Systems Changelog

RC frequently performs maintenance and improvements on the systems under our support, including supercomputers, collocated systems, supporting storage, and networking infrastructure. Oftentimes these require the systems to be brought offline to safely perform these changes, thus creating maintenance periods.

This page has been created to highlight these changes to improve transparency and share our solutions.

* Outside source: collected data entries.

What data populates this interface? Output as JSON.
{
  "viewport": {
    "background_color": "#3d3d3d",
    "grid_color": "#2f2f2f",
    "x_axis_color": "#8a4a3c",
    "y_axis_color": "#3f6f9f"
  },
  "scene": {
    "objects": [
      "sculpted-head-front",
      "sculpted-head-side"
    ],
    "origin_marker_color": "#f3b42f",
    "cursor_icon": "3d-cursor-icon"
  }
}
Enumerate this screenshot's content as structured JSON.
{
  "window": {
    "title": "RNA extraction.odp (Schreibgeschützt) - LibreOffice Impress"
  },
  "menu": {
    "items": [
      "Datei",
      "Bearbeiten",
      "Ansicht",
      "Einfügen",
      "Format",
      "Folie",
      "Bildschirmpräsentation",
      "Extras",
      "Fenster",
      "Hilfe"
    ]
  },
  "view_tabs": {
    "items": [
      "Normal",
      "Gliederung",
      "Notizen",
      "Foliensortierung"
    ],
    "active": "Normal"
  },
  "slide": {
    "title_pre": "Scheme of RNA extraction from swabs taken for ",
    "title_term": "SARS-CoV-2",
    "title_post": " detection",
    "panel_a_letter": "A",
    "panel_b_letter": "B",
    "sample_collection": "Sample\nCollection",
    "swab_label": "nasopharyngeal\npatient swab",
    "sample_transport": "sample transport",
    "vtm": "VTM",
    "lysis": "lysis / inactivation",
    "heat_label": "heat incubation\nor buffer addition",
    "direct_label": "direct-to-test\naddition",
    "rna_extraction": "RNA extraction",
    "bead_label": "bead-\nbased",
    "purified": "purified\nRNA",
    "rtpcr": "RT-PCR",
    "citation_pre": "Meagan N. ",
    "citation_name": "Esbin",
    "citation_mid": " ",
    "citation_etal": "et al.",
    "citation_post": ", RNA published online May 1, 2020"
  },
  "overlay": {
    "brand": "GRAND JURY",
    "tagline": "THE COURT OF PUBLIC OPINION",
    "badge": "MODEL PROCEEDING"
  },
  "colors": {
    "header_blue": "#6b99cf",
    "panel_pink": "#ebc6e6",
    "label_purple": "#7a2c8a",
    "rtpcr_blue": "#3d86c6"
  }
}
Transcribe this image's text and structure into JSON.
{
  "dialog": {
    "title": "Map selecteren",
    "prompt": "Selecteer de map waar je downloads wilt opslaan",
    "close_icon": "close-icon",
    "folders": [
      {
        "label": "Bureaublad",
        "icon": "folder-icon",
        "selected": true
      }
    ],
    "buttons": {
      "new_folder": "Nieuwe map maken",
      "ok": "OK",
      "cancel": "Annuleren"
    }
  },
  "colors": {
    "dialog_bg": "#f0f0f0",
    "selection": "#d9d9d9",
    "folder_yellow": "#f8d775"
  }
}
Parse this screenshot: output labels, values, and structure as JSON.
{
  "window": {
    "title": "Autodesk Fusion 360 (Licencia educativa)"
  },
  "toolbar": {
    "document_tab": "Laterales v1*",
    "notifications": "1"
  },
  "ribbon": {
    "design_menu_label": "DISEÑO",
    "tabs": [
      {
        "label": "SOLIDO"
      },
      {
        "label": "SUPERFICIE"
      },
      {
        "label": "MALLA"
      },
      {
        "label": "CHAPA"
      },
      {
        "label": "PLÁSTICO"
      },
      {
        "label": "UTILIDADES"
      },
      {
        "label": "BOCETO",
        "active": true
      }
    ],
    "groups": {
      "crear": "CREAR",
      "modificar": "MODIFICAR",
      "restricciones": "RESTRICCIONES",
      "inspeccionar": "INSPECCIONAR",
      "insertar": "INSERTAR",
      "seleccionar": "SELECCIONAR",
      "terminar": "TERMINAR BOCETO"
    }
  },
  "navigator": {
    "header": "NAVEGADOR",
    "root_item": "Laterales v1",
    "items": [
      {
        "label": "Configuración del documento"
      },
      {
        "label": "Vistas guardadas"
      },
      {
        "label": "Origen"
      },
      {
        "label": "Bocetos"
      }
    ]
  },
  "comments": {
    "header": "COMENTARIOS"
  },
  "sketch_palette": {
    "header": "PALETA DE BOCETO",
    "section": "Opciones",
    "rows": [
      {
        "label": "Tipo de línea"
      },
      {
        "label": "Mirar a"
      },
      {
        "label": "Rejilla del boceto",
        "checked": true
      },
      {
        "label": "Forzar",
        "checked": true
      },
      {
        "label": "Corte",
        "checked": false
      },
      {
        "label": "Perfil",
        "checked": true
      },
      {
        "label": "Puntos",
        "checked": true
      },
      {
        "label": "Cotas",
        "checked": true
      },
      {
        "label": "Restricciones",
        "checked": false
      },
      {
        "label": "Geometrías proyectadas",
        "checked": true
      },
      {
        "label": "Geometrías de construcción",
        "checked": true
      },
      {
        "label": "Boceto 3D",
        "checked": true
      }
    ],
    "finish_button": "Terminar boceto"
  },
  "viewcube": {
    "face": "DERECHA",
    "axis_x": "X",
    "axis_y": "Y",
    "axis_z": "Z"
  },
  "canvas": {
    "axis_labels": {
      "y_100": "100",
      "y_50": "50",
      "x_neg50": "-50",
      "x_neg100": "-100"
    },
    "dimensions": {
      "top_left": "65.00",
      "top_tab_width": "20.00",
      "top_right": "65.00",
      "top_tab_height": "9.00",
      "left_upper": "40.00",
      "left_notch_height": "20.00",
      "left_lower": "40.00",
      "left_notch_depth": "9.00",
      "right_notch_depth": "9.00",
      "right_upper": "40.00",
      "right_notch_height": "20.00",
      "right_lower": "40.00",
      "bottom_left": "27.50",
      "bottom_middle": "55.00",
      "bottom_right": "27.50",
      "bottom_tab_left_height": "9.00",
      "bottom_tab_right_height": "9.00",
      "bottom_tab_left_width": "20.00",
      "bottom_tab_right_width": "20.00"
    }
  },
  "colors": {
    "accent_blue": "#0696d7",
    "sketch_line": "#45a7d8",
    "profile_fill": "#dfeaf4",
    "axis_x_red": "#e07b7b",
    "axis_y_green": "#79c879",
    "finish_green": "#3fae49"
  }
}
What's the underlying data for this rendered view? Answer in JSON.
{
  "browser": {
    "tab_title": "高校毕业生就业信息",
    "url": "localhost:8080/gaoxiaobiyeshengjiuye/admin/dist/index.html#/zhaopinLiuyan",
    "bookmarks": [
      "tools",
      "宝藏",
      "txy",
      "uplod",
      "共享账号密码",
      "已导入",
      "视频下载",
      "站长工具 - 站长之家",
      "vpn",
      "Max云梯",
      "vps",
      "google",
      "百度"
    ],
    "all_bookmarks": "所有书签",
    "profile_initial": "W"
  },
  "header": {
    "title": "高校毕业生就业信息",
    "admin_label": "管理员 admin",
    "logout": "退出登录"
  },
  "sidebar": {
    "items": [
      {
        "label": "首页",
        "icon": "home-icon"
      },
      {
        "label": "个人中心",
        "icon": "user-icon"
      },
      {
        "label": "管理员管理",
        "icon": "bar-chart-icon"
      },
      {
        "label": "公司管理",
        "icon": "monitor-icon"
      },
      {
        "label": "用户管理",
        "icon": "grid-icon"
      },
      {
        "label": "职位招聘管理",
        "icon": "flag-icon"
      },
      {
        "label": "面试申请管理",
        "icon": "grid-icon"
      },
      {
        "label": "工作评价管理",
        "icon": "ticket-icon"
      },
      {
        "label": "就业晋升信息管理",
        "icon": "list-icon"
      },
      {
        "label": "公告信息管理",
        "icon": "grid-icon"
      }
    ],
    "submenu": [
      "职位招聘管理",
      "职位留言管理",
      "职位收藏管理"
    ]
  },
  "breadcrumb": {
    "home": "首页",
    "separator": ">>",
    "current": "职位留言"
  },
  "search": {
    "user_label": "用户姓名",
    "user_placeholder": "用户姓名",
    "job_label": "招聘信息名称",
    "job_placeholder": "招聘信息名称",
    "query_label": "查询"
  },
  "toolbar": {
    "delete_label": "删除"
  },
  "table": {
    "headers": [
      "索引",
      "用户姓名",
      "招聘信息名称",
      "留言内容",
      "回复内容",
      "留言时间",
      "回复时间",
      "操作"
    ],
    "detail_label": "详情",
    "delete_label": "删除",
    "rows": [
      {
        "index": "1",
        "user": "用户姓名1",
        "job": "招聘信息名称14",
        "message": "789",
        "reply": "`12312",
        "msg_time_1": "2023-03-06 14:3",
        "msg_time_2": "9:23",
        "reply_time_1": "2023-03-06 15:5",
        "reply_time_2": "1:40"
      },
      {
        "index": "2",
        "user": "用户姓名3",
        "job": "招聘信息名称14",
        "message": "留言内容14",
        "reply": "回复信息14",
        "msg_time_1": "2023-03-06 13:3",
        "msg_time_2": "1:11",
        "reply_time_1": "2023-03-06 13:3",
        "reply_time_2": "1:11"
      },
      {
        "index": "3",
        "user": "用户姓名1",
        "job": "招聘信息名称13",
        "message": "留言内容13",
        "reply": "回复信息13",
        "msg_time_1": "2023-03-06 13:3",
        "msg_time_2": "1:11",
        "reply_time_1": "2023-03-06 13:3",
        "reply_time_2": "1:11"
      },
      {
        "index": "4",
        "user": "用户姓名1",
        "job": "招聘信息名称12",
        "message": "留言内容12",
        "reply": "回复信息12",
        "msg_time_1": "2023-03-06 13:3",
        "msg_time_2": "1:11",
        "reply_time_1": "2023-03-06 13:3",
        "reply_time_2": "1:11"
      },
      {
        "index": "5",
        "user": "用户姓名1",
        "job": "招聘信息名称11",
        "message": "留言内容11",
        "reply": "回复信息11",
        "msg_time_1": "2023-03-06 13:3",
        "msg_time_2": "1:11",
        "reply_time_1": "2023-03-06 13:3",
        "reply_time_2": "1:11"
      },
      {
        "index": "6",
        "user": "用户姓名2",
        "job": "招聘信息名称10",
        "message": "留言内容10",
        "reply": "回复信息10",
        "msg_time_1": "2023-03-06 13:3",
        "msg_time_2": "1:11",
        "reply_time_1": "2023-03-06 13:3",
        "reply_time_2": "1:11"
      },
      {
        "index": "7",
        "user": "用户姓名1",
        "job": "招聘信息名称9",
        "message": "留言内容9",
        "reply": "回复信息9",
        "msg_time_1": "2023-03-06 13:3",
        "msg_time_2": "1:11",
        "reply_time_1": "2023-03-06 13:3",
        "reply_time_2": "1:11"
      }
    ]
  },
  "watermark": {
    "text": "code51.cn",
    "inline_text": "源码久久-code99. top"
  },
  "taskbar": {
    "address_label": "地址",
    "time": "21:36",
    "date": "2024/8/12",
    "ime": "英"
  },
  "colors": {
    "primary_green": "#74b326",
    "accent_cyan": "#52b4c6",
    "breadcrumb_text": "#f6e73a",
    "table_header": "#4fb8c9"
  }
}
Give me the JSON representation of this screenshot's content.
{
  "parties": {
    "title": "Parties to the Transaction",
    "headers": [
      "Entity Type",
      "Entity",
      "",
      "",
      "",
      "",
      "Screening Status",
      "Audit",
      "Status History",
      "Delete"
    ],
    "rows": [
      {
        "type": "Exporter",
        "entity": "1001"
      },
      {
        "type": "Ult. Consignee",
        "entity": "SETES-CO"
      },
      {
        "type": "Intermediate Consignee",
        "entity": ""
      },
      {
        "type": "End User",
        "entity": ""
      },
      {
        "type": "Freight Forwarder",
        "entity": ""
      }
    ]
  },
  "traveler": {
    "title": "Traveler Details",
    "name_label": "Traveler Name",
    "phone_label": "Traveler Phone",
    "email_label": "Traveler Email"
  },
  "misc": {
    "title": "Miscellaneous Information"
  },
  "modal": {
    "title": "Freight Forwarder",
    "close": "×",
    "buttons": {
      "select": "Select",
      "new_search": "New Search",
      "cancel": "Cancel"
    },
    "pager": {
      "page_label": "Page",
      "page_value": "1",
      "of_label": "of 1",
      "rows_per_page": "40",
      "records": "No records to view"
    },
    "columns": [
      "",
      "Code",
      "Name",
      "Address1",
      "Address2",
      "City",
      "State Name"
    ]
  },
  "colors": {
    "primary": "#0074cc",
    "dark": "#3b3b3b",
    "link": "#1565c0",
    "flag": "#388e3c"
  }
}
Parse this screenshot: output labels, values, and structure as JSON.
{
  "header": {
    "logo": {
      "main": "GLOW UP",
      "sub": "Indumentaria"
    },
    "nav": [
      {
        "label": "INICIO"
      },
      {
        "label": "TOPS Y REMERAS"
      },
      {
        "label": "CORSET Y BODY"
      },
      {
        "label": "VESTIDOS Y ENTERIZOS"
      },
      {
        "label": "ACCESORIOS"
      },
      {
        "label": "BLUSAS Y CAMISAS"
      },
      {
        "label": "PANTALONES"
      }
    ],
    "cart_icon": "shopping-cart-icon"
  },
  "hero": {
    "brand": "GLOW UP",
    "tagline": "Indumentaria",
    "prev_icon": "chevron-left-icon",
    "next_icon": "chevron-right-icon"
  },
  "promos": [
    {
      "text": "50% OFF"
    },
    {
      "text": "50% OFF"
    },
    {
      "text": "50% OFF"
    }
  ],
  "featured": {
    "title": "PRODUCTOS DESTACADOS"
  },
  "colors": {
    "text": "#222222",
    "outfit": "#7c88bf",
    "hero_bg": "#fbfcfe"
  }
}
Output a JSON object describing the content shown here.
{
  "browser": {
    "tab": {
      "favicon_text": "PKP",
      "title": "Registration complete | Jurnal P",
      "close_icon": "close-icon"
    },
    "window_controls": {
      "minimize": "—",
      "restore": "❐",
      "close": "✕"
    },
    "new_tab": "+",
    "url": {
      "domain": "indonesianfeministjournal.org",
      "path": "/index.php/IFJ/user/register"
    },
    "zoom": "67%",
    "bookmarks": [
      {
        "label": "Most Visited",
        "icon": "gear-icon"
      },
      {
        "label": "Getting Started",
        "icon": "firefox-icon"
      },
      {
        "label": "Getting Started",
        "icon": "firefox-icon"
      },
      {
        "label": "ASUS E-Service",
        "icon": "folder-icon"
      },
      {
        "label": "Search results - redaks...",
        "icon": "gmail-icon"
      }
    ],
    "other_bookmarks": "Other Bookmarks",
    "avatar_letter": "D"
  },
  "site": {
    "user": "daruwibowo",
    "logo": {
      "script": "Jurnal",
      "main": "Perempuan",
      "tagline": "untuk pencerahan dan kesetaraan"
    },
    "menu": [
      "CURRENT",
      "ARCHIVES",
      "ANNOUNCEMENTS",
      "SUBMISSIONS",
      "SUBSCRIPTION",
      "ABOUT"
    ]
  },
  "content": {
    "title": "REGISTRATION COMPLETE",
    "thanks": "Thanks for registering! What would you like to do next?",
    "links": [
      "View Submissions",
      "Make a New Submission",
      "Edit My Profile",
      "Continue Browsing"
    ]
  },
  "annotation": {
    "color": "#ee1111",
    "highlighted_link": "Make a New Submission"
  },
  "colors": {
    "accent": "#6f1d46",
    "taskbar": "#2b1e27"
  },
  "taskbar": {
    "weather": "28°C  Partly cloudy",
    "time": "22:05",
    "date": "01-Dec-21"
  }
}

Feel free to reach out to rtshelp@asu.edu for any questions or feedback on this page

Table of Contents:

 

2024-01-30 - VASP license compliance

  • Software:

    • grp_vasp implemented for usage restriction according to license

2023-12-19 - Emergency Maintenance

  • Slurm:

    • Upgraded Slurm to 23.11.2, for big CVE fix

2023-10-11 - Fall Maintenance

  • Slurm:

    • Upgraded Slurm to 23.02.5, to support improved MPI

    • Changed resources limits (TRES) from a per-group to a per-user bases

  • Web Portal:

    • Upgraded OpenOnDemand to versions 3

    • New applications: Available Modules, Storage Quotas

    • Dynamic forms and memory options on the interactive apps

    • Fixed text formatting

    • Updated Jupyter

  • Software:

    • Updated Mamba from version 1.2 to 1.5.1

    • Rebuilt UCX and PMIx to improve multi-node and MPI performance

  • Hardware:

    • Completed several hardware swaps to replace non-functioning systems and systems that were out of warranty

    • Moved 12 Agave nodes to create the initial setup for the Phoenix Cluster

    • Added 3 new Condo GPU nodes to Sol (moved from Agave)

  • Misc:

    • Ran HPL benchmarks to improve our placement on the TOP500 (results public in November)